In his magnum opus, Darwin prophesized that “we have to discover and trace the many diverging lines of descent in our natural genealogies, by characters of any kind which have long been inherited”. In the last decade or so, the genomics revolution dramatically accelerated the generation of genome-scale DNA data for inferring life’s genealogy, the so-called tree of life, ushering us in the era of phylogenomics. Not surprisingly, as the size of our data and the sophistication of our phylogenetic algorithms increased, the resolution of the tree of life increased too.
But some relationships have refused to yield to the new approach, with different studies producing strongly contradictory answers.

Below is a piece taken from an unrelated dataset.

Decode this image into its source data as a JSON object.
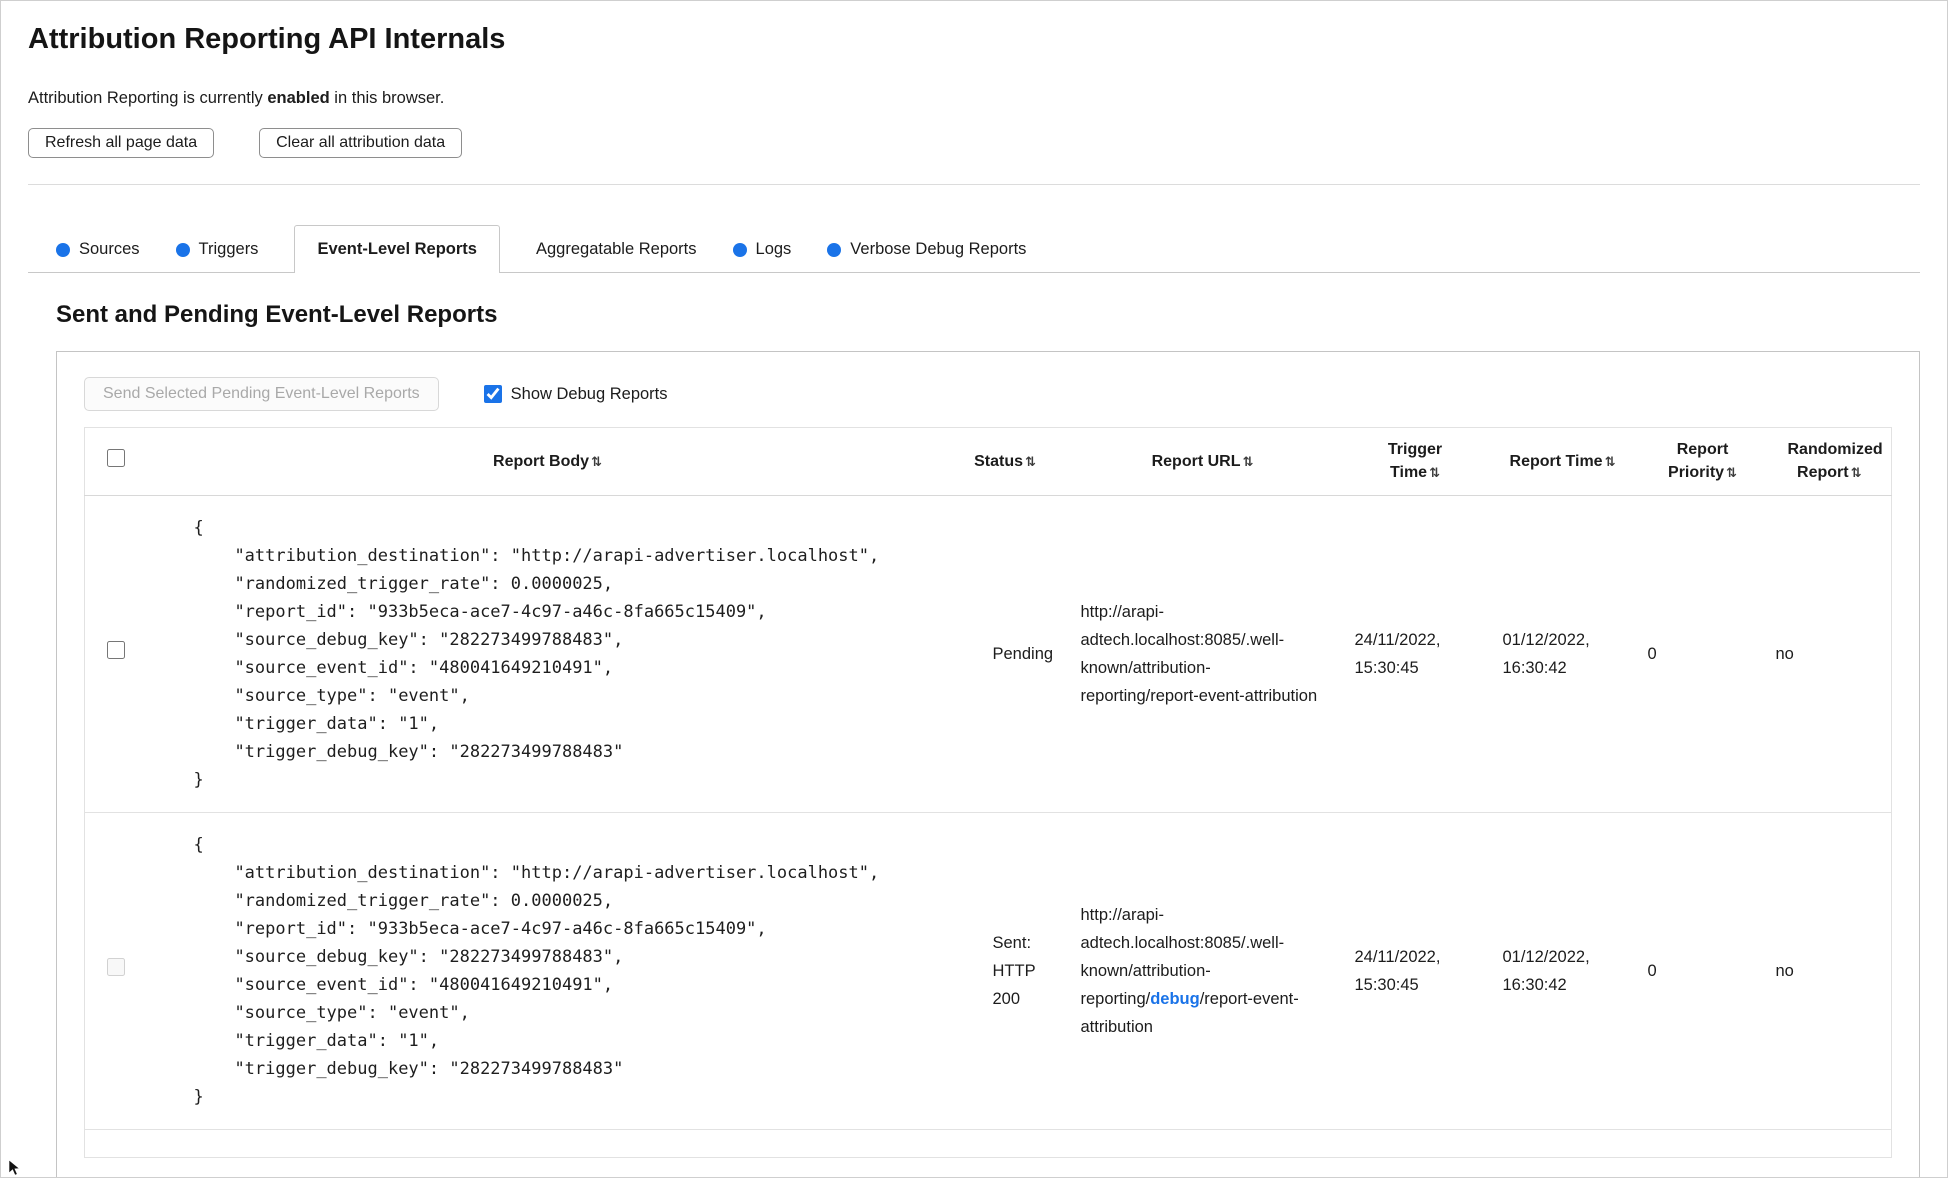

For example, are sponges the sister lineage to all other animals? Or are comb jellies (aka ctenophores)? Opinions differ and ever-larger analyses have failed to generate consensus 1–4. Why is that so? And how do we move forward?

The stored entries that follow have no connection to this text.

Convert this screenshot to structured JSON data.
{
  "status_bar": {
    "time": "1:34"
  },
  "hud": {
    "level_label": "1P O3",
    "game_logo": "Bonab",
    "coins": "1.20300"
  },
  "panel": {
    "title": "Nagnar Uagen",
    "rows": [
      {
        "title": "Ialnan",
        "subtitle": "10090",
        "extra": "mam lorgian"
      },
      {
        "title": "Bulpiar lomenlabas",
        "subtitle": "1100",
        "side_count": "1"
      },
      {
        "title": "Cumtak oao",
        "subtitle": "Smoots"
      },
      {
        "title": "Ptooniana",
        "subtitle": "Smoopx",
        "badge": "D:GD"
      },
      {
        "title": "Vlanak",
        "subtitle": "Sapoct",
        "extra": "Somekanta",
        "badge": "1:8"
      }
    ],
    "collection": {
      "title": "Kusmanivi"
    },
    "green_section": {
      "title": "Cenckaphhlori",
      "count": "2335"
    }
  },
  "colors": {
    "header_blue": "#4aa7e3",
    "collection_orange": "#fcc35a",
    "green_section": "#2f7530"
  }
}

To shed light on these questions, Xing-Xing Shen, a talented postdoc in my lab at Vanderbilt University, longtime collaborator Chris Todd Hittinger of the University of Wisconsin-Madison, and I decided to specifically focus our investigations on well-known controversial branches, so we picked 5 from plants, 6 from animals, and 6 from fungi as well as 6 well-established “control” branches, and got going.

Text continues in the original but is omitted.